As described above, according to the production method of the present invention,
Connection between electrodes can be established inside the chip of a multilayer electronic component such as a multilayer ceramic capacitor and a multilayer coil, and external electrodes can be formed on only one surface. Therefore, the effective area of the electronic component chip can be increased, and the required area for mounting can be reduced.

[Brief description of the drawings]

FIG. 1 is a diagram showing a method for manufacturing a multilayer ceramic capacitor according to a first embodiment of the present invention.

FIG. 2 is an external view of a multilayer ceramic capacitor according to the present invention and a diagram showing a connection configuration inside the multilayer ceramic capacitor.

FIG. 3 is another external view of the multilayer ceramic capacitor according to the present invention.

FIG. 4 is a diagram showing a method for manufacturing a laminated coil according to a second embodiment of the present invention.

FIG. 5 is a diagram showing an internal connection configuration of a laminated coil according to the present invention.

FIG. 6 is a diagram illustrating a method for manufacturing a conventional multilayer ceramic capacitor.

FIG. 7 is a diagram illustrating a method for manufacturing a conventional multilayer ceramic capacitor.

FIG. 8 is a structural diagram of a conventional multilayer ceramic capacitor.

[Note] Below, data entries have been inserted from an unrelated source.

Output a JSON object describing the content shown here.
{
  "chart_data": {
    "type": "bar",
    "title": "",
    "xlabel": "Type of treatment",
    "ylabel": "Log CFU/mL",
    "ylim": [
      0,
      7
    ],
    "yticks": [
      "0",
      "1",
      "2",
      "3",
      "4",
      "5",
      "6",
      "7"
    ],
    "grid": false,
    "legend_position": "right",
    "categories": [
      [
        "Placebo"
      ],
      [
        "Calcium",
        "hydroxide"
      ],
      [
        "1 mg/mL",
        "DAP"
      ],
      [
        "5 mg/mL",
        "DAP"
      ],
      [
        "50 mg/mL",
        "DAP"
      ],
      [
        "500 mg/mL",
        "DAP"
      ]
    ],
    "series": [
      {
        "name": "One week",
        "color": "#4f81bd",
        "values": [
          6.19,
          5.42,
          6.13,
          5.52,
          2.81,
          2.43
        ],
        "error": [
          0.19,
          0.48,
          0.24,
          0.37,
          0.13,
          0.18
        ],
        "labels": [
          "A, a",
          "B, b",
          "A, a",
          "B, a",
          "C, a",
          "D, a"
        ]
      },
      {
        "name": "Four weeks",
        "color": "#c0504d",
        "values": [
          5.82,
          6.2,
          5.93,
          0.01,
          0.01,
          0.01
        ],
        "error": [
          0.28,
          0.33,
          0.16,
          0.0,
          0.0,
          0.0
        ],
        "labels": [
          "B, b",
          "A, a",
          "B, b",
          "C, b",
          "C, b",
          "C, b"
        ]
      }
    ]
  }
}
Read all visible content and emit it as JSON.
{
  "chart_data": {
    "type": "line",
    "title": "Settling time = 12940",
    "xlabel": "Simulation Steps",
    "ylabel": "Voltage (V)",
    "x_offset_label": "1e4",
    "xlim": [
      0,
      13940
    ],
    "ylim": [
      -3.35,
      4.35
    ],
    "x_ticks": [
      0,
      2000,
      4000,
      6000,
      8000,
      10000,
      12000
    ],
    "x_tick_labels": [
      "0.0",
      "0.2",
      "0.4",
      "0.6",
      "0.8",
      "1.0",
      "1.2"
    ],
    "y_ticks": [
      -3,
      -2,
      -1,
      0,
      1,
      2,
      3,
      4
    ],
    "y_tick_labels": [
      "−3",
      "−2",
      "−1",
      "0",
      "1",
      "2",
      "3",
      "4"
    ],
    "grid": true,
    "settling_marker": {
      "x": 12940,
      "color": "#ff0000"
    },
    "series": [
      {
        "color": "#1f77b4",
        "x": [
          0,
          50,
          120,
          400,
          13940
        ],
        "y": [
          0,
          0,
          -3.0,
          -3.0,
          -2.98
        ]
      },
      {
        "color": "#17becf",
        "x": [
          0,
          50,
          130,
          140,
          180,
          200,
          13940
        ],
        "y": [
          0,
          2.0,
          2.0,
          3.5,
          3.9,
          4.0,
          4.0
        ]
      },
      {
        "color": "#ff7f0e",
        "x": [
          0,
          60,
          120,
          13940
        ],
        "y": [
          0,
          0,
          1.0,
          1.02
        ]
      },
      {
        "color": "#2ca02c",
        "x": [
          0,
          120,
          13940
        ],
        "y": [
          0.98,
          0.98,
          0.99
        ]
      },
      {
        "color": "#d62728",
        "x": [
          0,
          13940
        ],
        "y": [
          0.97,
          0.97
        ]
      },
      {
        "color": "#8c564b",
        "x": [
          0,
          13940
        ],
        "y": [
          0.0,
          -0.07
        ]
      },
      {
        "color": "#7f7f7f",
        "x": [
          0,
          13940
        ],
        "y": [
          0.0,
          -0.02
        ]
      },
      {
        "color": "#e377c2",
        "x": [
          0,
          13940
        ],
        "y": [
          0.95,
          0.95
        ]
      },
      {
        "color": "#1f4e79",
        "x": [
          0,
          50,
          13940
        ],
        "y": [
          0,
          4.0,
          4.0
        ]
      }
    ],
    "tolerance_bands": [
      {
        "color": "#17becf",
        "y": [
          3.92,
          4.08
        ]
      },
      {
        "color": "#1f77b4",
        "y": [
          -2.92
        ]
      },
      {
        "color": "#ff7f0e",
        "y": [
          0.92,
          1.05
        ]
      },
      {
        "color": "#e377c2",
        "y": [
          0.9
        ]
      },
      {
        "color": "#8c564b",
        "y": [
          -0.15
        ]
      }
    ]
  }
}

FIG. 9 is a mounting state diagram of a conventional multilayer ceramic capacitor.

[Explanation of symbols]

 A, B Lower cover layer CF electrode layer G, H Upper cover layer 11A-11H Ceramic sheet 12A-12H, 13A-13H Connection electrode 14C-14F Internal electrode 31C-31H Ceramic sheet 32D-32H, 33D-33H Connection electrode 34C-34F internal electrode

Claims (1)

[Claims] A first step of laminating an unfired ceramic sheet; a first through hole in the ceramic sheet that is to be electrically connected to an internal electrode on the ceramic sheet; A second step of forming a second through hole that is to be insulated from the internal electrode; and applying a conductive paint on the ceramic sheet on which the first and second through holes are formed; And a third step of forming a connection electrode in the first and second through-holes. The first to third steps are repeated each time an unfired ceramic sheet is laminated, and When the internal electrodes on each of the laminated ceramic sheets are connected in series, the connection electrode of the first through hole is connected to the internal electrode of the ceramic sheet immediately below. It is, the second
Is connected to the connection electrode of the second through hole of the ceramic sheet immediately below, and the internal electrodes on each of the stacked ceramic sheets are connected in parallel for every odd number and even number. In this case, the connection electrode of the first through-hole is located just below the second electrode of the ceramic sheet.
Wherein the connection electrode of the second through hole is connected to the connection electrode of the first through hole of the ceramic sheet immediately below. Manufacturing method of electronic components.